Les séances d’essais ainsi que les qualifications donnaient toutes les raisons à Jorge Lorenzo d’être confiant pour remporter la victoire au terme du Grand Prix de Valence. Une dernière échéance du calendrier MotoGP qui était son ultime opportunité de rafler la place de second au championnat à son équipier Valentino Rossi. Mais le ciel s’en est mêlé et la confiance, dans ces conditions, s’est une nouvelle fois évanouie. Incapable de jouer les premiers rôles, au pied du mur et n’ayant plus rien à perdre, il a donc fait le pari d’une aggravation des conditions météo en s’en allant prendre sa moto équipée pour la pluie. Pari perdu.

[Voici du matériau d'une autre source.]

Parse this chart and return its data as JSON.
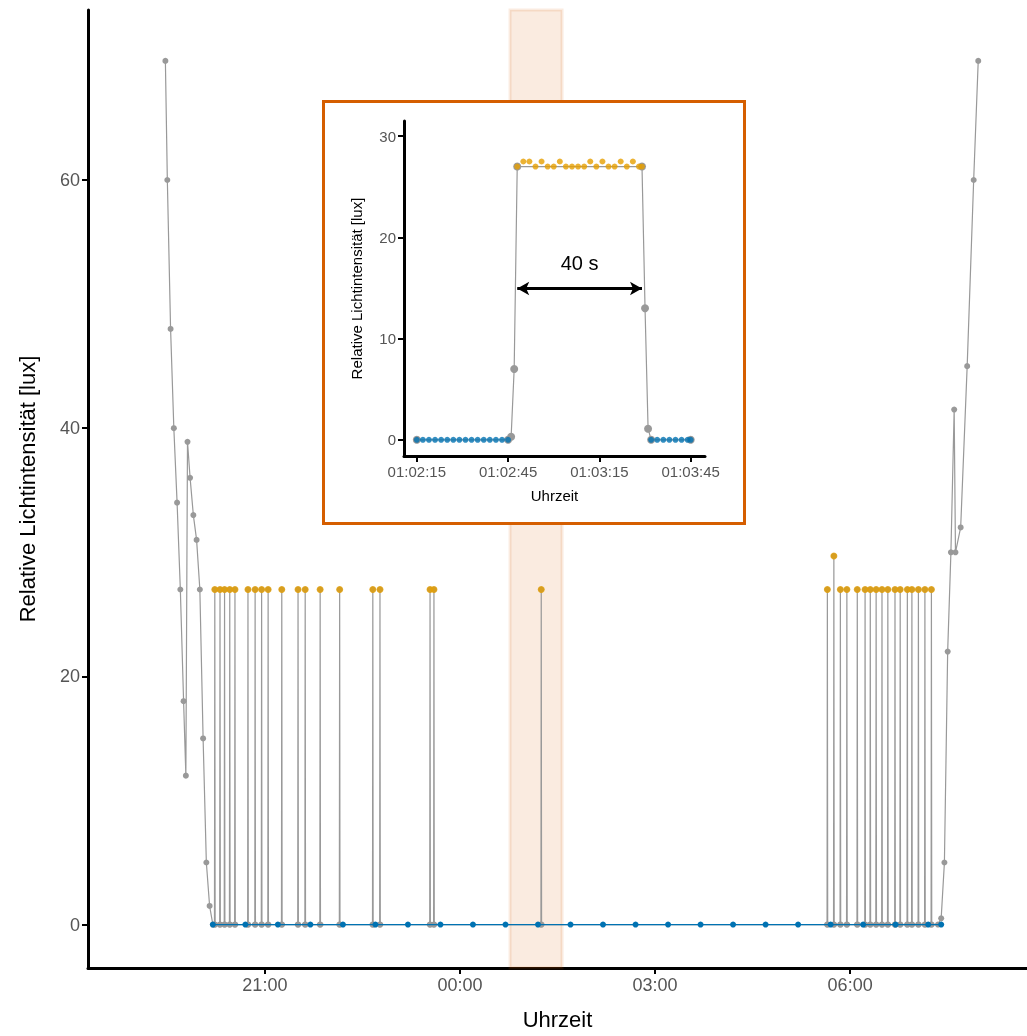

« Por Fuera » l’assure, il n’avait pas d’autres choix pour espérer renverser une mauvaise tendance prise dès le premier virage après le départ : « j’étais plus lent que le reste des pilotes qui étaient plus en confiance que moi dans ces conditions. Moi, je n’étais sûr de rien et j’étais incapable de savoir si le virage suivant était plus ou moins détrempé. J’ai eu quelques moments difficiles et je suis presque tombé. Mon départ n’a pas été mauvais et j’étais en mesure de passer les trois pilotes de tête dès le premier virage en prenant l’extérieur. Mais au dernier moment, c’est la trajectoire qu’a prise Dani et j’ai dû faire un écart dans l’herbe. J’ai perdu pas mal de vitesse, Marquez m’a passé et ça été la clé pour la suite. Si j’avais pu passer, j’aurais été plus détendu et j’aurais mieux piloté. Mais dans ces conditions, je n’avais pas la confiance nécessaire. »

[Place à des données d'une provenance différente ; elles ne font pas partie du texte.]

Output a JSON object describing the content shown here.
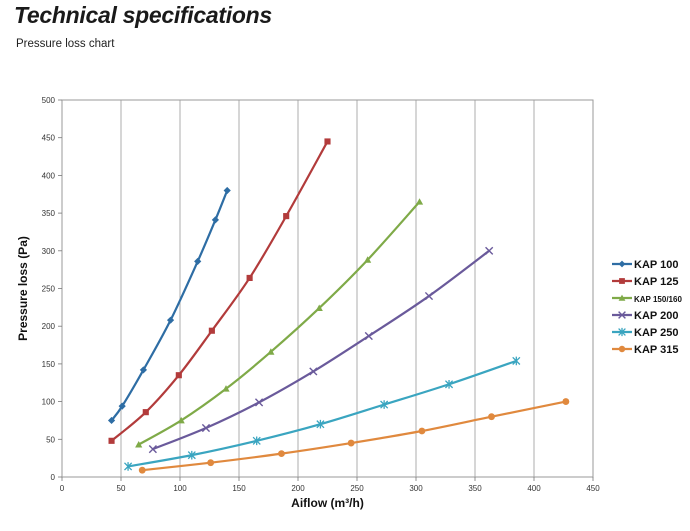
{
  "page": {
    "heading": "Technical specifications",
    "subheading": "Pressure loss chart"
  },
  "chart_data": {
    "type": "line",
    "title": "",
    "xlabel": "Aiflow (m³/h)",
    "ylabel": "Pressure loss (Pa)",
    "xlim": [
      0,
      450
    ],
    "ylim": [
      0,
      500
    ],
    "xticks": [
      "0",
      "50",
      "100",
      "150",
      "200",
      "250",
      "300",
      "350",
      "400",
      "450"
    ],
    "yticks": [
      "0",
      "50",
      "100",
      "150",
      "200",
      "250",
      "300",
      "350",
      "400",
      "450",
      "500"
    ],
    "grid": "vertical",
    "legend": "right",
    "series": [
      {
        "name": "KAP 100",
        "color": "#2e6da4",
        "marker": "diamond",
        "points": [
          [
            42,
            75
          ],
          [
            51,
            94
          ],
          [
            69,
            142
          ],
          [
            92,
            208
          ],
          [
            115,
            286
          ],
          [
            130,
            341
          ],
          [
            140,
            380
          ]
        ]
      },
      {
        "name": "KAP 125",
        "color": "#b23b3b",
        "marker": "square",
        "points": [
          [
            42,
            48
          ],
          [
            71,
            86
          ],
          [
            99,
            135
          ],
          [
            127,
            194
          ],
          [
            159,
            264
          ],
          [
            190,
            346
          ],
          [
            225,
            445
          ]
        ]
      },
      {
        "name": "KAP 150/160",
        "color": "#7faa48",
        "marker": "triangle",
        "points": [
          [
            65,
            43
          ],
          [
            101,
            75
          ],
          [
            139,
            117
          ],
          [
            177,
            166
          ],
          [
            218,
            224
          ],
          [
            259,
            288
          ],
          [
            303,
            365
          ]
        ]
      },
      {
        "name": "KAP 200",
        "color": "#6a5a9b",
        "marker": "x",
        "points": [
          [
            77,
            37
          ],
          [
            122,
            65
          ],
          [
            167,
            99
          ],
          [
            213,
            140
          ],
          [
            260,
            187
          ],
          [
            311,
            240
          ],
          [
            362,
            300
          ]
        ]
      },
      {
        "name": "KAP 250",
        "color": "#3aa5c0",
        "marker": "star",
        "points": [
          [
            56,
            14
          ],
          [
            110,
            29
          ],
          [
            165,
            48
          ],
          [
            219,
            70
          ],
          [
            273,
            96
          ],
          [
            328,
            123
          ],
          [
            385,
            154
          ]
        ]
      },
      {
        "name": "KAP 315",
        "color": "#e0893e",
        "marker": "circle",
        "points": [
          [
            68,
            9
          ],
          [
            126,
            19
          ],
          [
            186,
            31
          ],
          [
            245,
            45
          ],
          [
            305,
            61
          ],
          [
            364,
            80
          ],
          [
            427,
            100
          ]
        ]
      }
    ]
  }
}
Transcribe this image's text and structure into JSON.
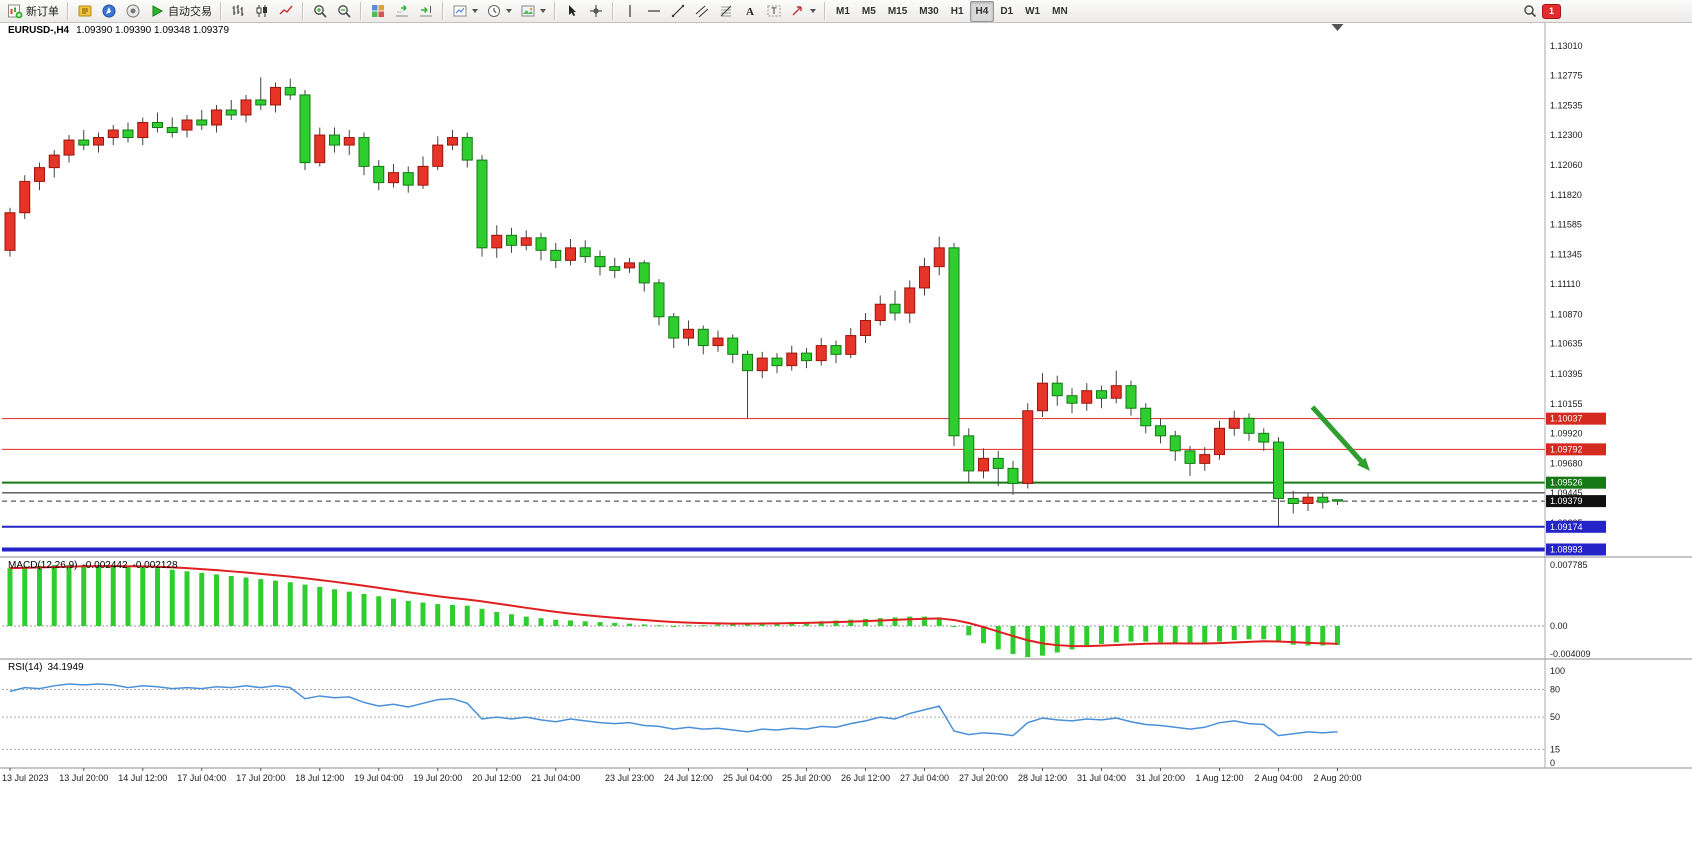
{
  "toolbar": {
    "buttons": [
      {
        "name": "new-order-button",
        "icon": "new-order-icon",
        "label": "新订单"
      },
      {
        "sep": true
      },
      {
        "name": "metaeditor-button",
        "icon": "metaeditor-icon"
      },
      {
        "name": "navigator-button",
        "icon": "navigator-icon"
      },
      {
        "name": "terminal-button",
        "icon": "terminal-icon"
      },
      {
        "name": "autotrading-button",
        "icon": "autotrading-icon",
        "label": "自动交易"
      },
      {
        "sep": true
      },
      {
        "name": "bar-chart-button",
        "icon": "bar-chart-icon"
      },
      {
        "name": "candlestick-chart-button",
        "icon": "candlestick-icon"
      },
      {
        "name": "line-chart-button",
        "icon": "line-chart-icon"
      },
      {
        "sep": true
      },
      {
        "name": "zoom-in-button",
        "icon": "zoom-in-icon"
      },
      {
        "name": "zoom-out-button",
        "icon": "zoom-out-icon"
      },
      {
        "sep": true
      },
      {
        "name": "tile-windows-button",
        "icon": "tile-windows-icon"
      },
      {
        "name": "auto-scroll-button",
        "icon": "auto-scroll-icon"
      },
      {
        "name": "chart-shift-button",
        "icon": "chart-shift-icon"
      },
      {
        "sep": true
      },
      {
        "name": "new-chart-button",
        "icon": "new-chart-icon",
        "caret": true
      },
      {
        "name": "periods-button",
        "icon": "clock-icon",
        "caret": true
      },
      {
        "name": "templates-button",
        "icon": "template-icon",
        "caret": true
      },
      {
        "sep": true
      },
      {
        "name": "cursor-button",
        "icon": "cursor-icon"
      },
      {
        "name": "crosshair-button",
        "icon": "crosshair-icon"
      },
      {
        "sep": true
      },
      {
        "name": "vertical-line-button",
        "icon": "vertical-line-icon"
      },
      {
        "name": "horizontal-line-button",
        "icon": "horizontal-line-icon"
      },
      {
        "name": "trendline-button",
        "icon": "trendline-icon"
      },
      {
        "name": "channel-button",
        "icon": "channel-icon"
      },
      {
        "name": "fibonacci-button",
        "icon": "fibonacci-icon"
      },
      {
        "name": "text-button",
        "icon": "text-icon"
      },
      {
        "name": "text-label-button",
        "icon": "text-label-icon"
      },
      {
        "name": "arrows-button",
        "icon": "arrow-icon",
        "caret": true
      },
      {
        "sep": true
      }
    ],
    "timeframes": [
      "M1",
      "M5",
      "M15",
      "M30",
      "H1",
      "H4",
      "D1",
      "W1",
      "MN"
    ],
    "active_timeframe": "H4",
    "right_buttons": [
      {
        "name": "search-button",
        "icon": "search-icon"
      }
    ],
    "notification_badge": "1"
  },
  "chart": {
    "symbol_period": "EURUSD-,H4",
    "ohlc": "1.09390 1.09390 1.09348 1.09379"
  },
  "indicators": {
    "macd": {
      "label": "MACD(12,26,9)",
      "value": "-0.002442",
      "signal_value": "-0.002128",
      "axis_labels": [
        "0.007785",
        "0.00",
        "-0.004009"
      ]
    },
    "rsi": {
      "label": "RSI(14)",
      "value": "34.1949",
      "axis_labels": [
        "100",
        "80",
        "50",
        "15",
        "0"
      ],
      "levels": [
        80,
        50,
        15
      ]
    }
  },
  "price_axis": {
    "ticks": [
      "1.13010",
      "1.12775",
      "1.12535",
      "1.12300",
      "1.12060",
      "1.11820",
      "1.11585",
      "1.11345",
      "1.11110",
      "1.10870",
      "1.10635",
      "1.10395",
      "1.10155",
      "1.09920",
      "1.09680",
      "1.09445",
      "1.09205"
    ],
    "markers": [
      {
        "value": "1.10037",
        "color": "#d42a20"
      },
      {
        "value": "1.09792",
        "color": "#d42a20"
      },
      {
        "value": "1.09526",
        "color": "#157a15"
      },
      {
        "value": "1.09379",
        "color": "#111111"
      },
      {
        "value": "1.09174",
        "color": "#2424c8"
      },
      {
        "value": "1.08993",
        "color": "#2424c8"
      }
    ]
  },
  "chart_data": {
    "type": "candlestick",
    "symbol": "EURUSD-",
    "timeframe": "H4",
    "candles": [
      [
        1.1138,
        1.1172,
        1.1133,
        1.1168
      ],
      [
        1.1168,
        1.1198,
        1.1163,
        1.1193
      ],
      [
        1.1193,
        1.1208,
        1.1186,
        1.1204
      ],
      [
        1.1204,
        1.1218,
        1.1196,
        1.1214
      ],
      [
        1.1214,
        1.123,
        1.1208,
        1.1226
      ],
      [
        1.1226,
        1.1234,
        1.1218,
        1.1222
      ],
      [
        1.1222,
        1.1232,
        1.1216,
        1.1228
      ],
      [
        1.1228,
        1.1238,
        1.1222,
        1.1234
      ],
      [
        1.1234,
        1.124,
        1.1224,
        1.1228
      ],
      [
        1.1228,
        1.1244,
        1.1222,
        1.124
      ],
      [
        1.124,
        1.1248,
        1.1232,
        1.1236
      ],
      [
        1.1236,
        1.1244,
        1.1228,
        1.1232
      ],
      [
        1.1234,
        1.1246,
        1.1228,
        1.1242
      ],
      [
        1.1242,
        1.125,
        1.1234,
        1.1238
      ],
      [
        1.1238,
        1.1254,
        1.1232,
        1.125
      ],
      [
        1.125,
        1.1258,
        1.1242,
        1.1246
      ],
      [
        1.1246,
        1.1262,
        1.124,
        1.1258
      ],
      [
        1.1258,
        1.1276,
        1.125,
        1.1254
      ],
      [
        1.1254,
        1.1272,
        1.1248,
        1.1268
      ],
      [
        1.1268,
        1.1275,
        1.1258,
        1.1262
      ],
      [
        1.1262,
        1.1266,
        1.1202,
        1.1208
      ],
      [
        1.1208,
        1.1236,
        1.1205,
        1.123
      ],
      [
        1.123,
        1.1236,
        1.1216,
        1.1222
      ],
      [
        1.1222,
        1.1234,
        1.1214,
        1.1228
      ],
      [
        1.1228,
        1.1232,
        1.1198,
        1.1205
      ],
      [
        1.1205,
        1.121,
        1.1186,
        1.1192
      ],
      [
        1.1192,
        1.1207,
        1.1188,
        1.12
      ],
      [
        1.12,
        1.1205,
        1.1184,
        1.119
      ],
      [
        1.119,
        1.1213,
        1.1187,
        1.1205
      ],
      [
        1.1205,
        1.1229,
        1.1202,
        1.1222
      ],
      [
        1.1222,
        1.1234,
        1.1218,
        1.1228
      ],
      [
        1.1228,
        1.1232,
        1.1204,
        1.121
      ],
      [
        1.121,
        1.1214,
        1.1133,
        1.114
      ],
      [
        1.114,
        1.1158,
        1.1132,
        1.115
      ],
      [
        1.115,
        1.1156,
        1.1136,
        1.1142
      ],
      [
        1.1142,
        1.1154,
        1.1138,
        1.1148
      ],
      [
        1.1148,
        1.1152,
        1.113,
        1.1138
      ],
      [
        1.1138,
        1.1144,
        1.1124,
        1.113
      ],
      [
        1.113,
        1.1147,
        1.1126,
        1.114
      ],
      [
        1.114,
        1.1146,
        1.1128,
        1.1133
      ],
      [
        1.1133,
        1.1138,
        1.1118,
        1.1125
      ],
      [
        1.1125,
        1.1132,
        1.1116,
        1.1122
      ],
      [
        1.1124,
        1.1132,
        1.112,
        1.1128
      ],
      [
        1.1128,
        1.113,
        1.1105,
        1.1112
      ],
      [
        1.1112,
        1.1115,
        1.1078,
        1.1085
      ],
      [
        1.1085,
        1.1088,
        1.106,
        1.1068
      ],
      [
        1.1068,
        1.1082,
        1.1062,
        1.1075
      ],
      [
        1.1075,
        1.1078,
        1.1055,
        1.1062
      ],
      [
        1.1062,
        1.1074,
        1.1057,
        1.1068
      ],
      [
        1.1068,
        1.1071,
        1.1048,
        1.1055
      ],
      [
        1.1055,
        1.1058,
        1.1004,
        1.1042
      ],
      [
        1.1042,
        1.1057,
        1.1036,
        1.1052
      ],
      [
        1.1052,
        1.1056,
        1.104,
        1.1046
      ],
      [
        1.1046,
        1.1062,
        1.1042,
        1.1056
      ],
      [
        1.1056,
        1.106,
        1.1044,
        1.105
      ],
      [
        1.105,
        1.1068,
        1.1046,
        1.1062
      ],
      [
        1.1062,
        1.1066,
        1.1048,
        1.1055
      ],
      [
        1.1055,
        1.1076,
        1.1052,
        1.107
      ],
      [
        1.107,
        1.1088,
        1.1064,
        1.1082
      ],
      [
        1.1082,
        1.1102,
        1.1078,
        1.1095
      ],
      [
        1.1095,
        1.1106,
        1.1082,
        1.1088
      ],
      [
        1.1088,
        1.1114,
        1.108,
        1.1108
      ],
      [
        1.1108,
        1.1132,
        1.1102,
        1.1125
      ],
      [
        1.1125,
        1.1149,
        1.1118,
        1.114
      ],
      [
        1.114,
        1.1144,
        1.0982,
        1.099
      ],
      [
        1.099,
        1.0996,
        1.0952,
        1.0962
      ],
      [
        1.0962,
        1.098,
        1.0956,
        1.0972
      ],
      [
        1.0972,
        1.0978,
        1.095,
        1.0964
      ],
      [
        1.0964,
        1.097,
        1.0943,
        1.0952
      ],
      [
        1.0952,
        1.1016,
        1.0948,
        1.101
      ],
      [
        1.101,
        1.104,
        1.1005,
        1.1032
      ],
      [
        1.1032,
        1.1038,
        1.1014,
        1.1022
      ],
      [
        1.1022,
        1.1028,
        1.1008,
        1.1016
      ],
      [
        1.1016,
        1.1032,
        1.101,
        1.1026
      ],
      [
        1.1026,
        1.103,
        1.1012,
        1.102
      ],
      [
        1.102,
        1.1042,
        1.1016,
        1.103
      ],
      [
        1.103,
        1.1034,
        1.1006,
        1.1012
      ],
      [
        1.1012,
        1.1016,
        1.0992,
        1.0998
      ],
      [
        1.0998,
        1.1004,
        1.0984,
        1.099
      ],
      [
        1.099,
        1.0994,
        1.097,
        1.0978
      ],
      [
        1.0978,
        1.0982,
        1.0958,
        1.0968
      ],
      [
        1.0968,
        1.0981,
        1.0962,
        1.0975
      ],
      [
        1.0975,
        1.1002,
        1.0971,
        1.0996
      ],
      [
        1.0996,
        1.101,
        1.099,
        1.1004
      ],
      [
        1.1004,
        1.1008,
        1.0986,
        1.0992
      ],
      [
        1.0992,
        1.0996,
        1.0978,
        1.0985
      ],
      [
        1.0985,
        1.0989,
        1.0918,
        1.094
      ],
      [
        1.094,
        1.0946,
        1.0928,
        1.0936
      ],
      [
        1.0936,
        1.0945,
        1.093,
        1.0941
      ],
      [
        1.0941,
        1.0944,
        1.0932,
        1.0937
      ],
      [
        1.0939,
        1.0939,
        1.09348,
        1.09379
      ]
    ],
    "time_labels": [
      {
        "i": 0,
        "t": "13 Jul 2023"
      },
      {
        "i": 5,
        "t": "13 Jul 20:00"
      },
      {
        "i": 9,
        "t": "14 Jul 12:00"
      },
      {
        "i": 13,
        "t": "17 Jul 04:00"
      },
      {
        "i": 17,
        "t": "17 Jul 20:00"
      },
      {
        "i": 21,
        "t": "18 Jul 12:00"
      },
      {
        "i": 25,
        "t": "19 Jul 04:00"
      },
      {
        "i": 29,
        "t": "19 Jul 20:00"
      },
      {
        "i": 33,
        "t": "20 Jul 12:00"
      },
      {
        "i": 37,
        "t": "21 Jul 04:00"
      },
      {
        "i": 42,
        "t": "23 Jul 23:00"
      },
      {
        "i": 46,
        "t": "24 Jul 12:00"
      },
      {
        "i": 50,
        "t": "25 Jul 04:00"
      },
      {
        "i": 54,
        "t": "25 Jul 20:00"
      },
      {
        "i": 58,
        "t": "26 Jul 12:00"
      },
      {
        "i": 62,
        "t": "27 Jul 04:00"
      },
      {
        "i": 66,
        "t": "27 Jul 20:00"
      },
      {
        "i": 70,
        "t": "28 Jul 12:00"
      },
      {
        "i": 74,
        "t": "31 Jul 04:00"
      },
      {
        "i": 78,
        "t": "31 Jul 20:00"
      },
      {
        "i": 82,
        "t": "1 Aug 12:00"
      },
      {
        "i": 86,
        "t": "2 Aug 04:00"
      },
      {
        "i": 90,
        "t": "2 Aug 20:00"
      }
    ],
    "horizontal_lines": [
      {
        "price": 1.10037,
        "color": "#e02a20",
        "width": 1,
        "style": "solid"
      },
      {
        "price": 1.09792,
        "color": "#e02a20",
        "width": 1,
        "style": "solid"
      },
      {
        "price": 1.09526,
        "color": "#157a15",
        "width": 2,
        "style": "solid"
      },
      {
        "price": 1.09445,
        "color": "#111111",
        "width": 1,
        "style": "solid"
      },
      {
        "price": 1.09174,
        "color": "#2424c8",
        "width": 2,
        "style": "solid"
      },
      {
        "price": 1.08993,
        "color": "#2424c8",
        "width": 4,
        "style": "solid"
      }
    ],
    "current_price_line": {
      "price": 1.09379,
      "color": "#333333",
      "style": "dash"
    },
    "arrow": {
      "from_index": 88.3,
      "from_price": 1.1013,
      "to_index": 92.2,
      "to_price": 1.0962,
      "color": "#2f9e2f"
    },
    "macd_histogram": [
      0.0074,
      0.0076,
      0.0077,
      0.0078,
      0.0078,
      0.0078,
      0.0077,
      0.0077,
      0.0076,
      0.0075,
      0.0074,
      0.0072,
      0.007,
      0.0068,
      0.0066,
      0.0064,
      0.0062,
      0.006,
      0.0058,
      0.0056,
      0.0053,
      0.005,
      0.0047,
      0.0044,
      0.0041,
      0.0038,
      0.0035,
      0.0032,
      0.003,
      0.0028,
      0.0027,
      0.0026,
      0.0022,
      0.0018,
      0.0015,
      0.0012,
      0.001,
      0.0008,
      0.0007,
      0.0006,
      0.0005,
      0.0004,
      0.0003,
      0.0002,
      0.0001,
      0.0,
      0.0001,
      0.0001,
      0.0002,
      0.0002,
      0.0003,
      0.0004,
      0.0004,
      0.0005,
      0.0005,
      0.0006,
      0.0007,
      0.0008,
      0.0009,
      0.001,
      0.0011,
      0.0012,
      0.0012,
      0.0011,
      0.0,
      -0.0012,
      -0.0022,
      -0.003,
      -0.0036,
      -0.004,
      -0.0038,
      -0.0034,
      -0.003,
      -0.0026,
      -0.0023,
      -0.0021,
      -0.002,
      -0.002,
      -0.0021,
      -0.0022,
      -0.0023,
      -0.0022,
      -0.002,
      -0.0018,
      -0.0017,
      -0.0017,
      -0.0021,
      -0.0024,
      -0.0025,
      -0.0025,
      -0.00244
    ],
    "rsi_values": [
      78,
      82,
      81,
      84,
      86,
      85,
      86,
      85,
      82,
      84,
      83,
      81,
      82,
      81,
      83,
      82,
      84,
      82,
      84,
      82,
      70,
      73,
      71,
      72,
      66,
      62,
      64,
      61,
      65,
      69,
      70,
      65,
      48,
      50,
      48,
      50,
      47,
      45,
      48,
      46,
      44,
      43,
      44,
      41,
      40,
      37,
      39,
      37,
      38,
      36,
      34,
      37,
      36,
      38,
      37,
      40,
      39,
      43,
      46,
      50,
      48,
      54,
      58,
      62,
      35,
      31,
      33,
      32,
      30,
      44,
      49,
      47,
      46,
      48,
      47,
      49,
      45,
      42,
      41,
      39,
      37,
      39,
      44,
      46,
      43,
      42,
      30,
      32,
      34,
      33,
      34.19
    ]
  },
  "colors": {
    "bull": "#e63428",
    "bull_border": "#9c150a",
    "bear": "#2fce2f",
    "bear_border": "#147a14",
    "wick": "#444444",
    "macd_histogram": "#2fce2f",
    "macd_signal": "#e02020",
    "rsi_line": "#4a90d9",
    "background": "#ffffff"
  }
}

« Mon objectif était de remporter la course et je n’étais pas en position pour le faire. Mon rythme me mettait troisième ou quatrième et Marquez était trois secondes devant. Alors j’ai joué mon va-tout en espérant la pluie et je suis rentré changer de moto. C’était ma seule chance car je n’étais pas assez rapide. » Puis il reconnaît : « ma moto était la même que celle de Valentino. Mais lui est rapide dans ces conditions. Sur le sec, j’aurais pu le faire, mais dès que l’adhérence est moindre, je sens moins la moto et pas suffisamment pour ouvrir les gaz en toute confiance. Ce sera l’objectif à atteindre l’an prochain. Je reconnais que je dois aussi être plus malin dans ces circonstances où, de mon point de vue, il n’est pas normal de rouler en slick. Mais je ne décide pas des règlements. Je dois faire de mon mieux dans n’importe quelles conditions

Ceci dit, Jorge Lorenzo, après une entame de campagne calamiteuse, peut se féliciter d’une seconde partie de saison qui l’a ramené jusqu’au podium final au classement général. Un trio de tête qu’il n’a jamais quitté depuis la saison 2009. Pour autant, c’est aussi la première fois depuis 2010 qu’il n’est pas le premier pilote équipé en Yamaha. Le Majorquin totalise cette année deux victoires, une pole-position et onze podiums.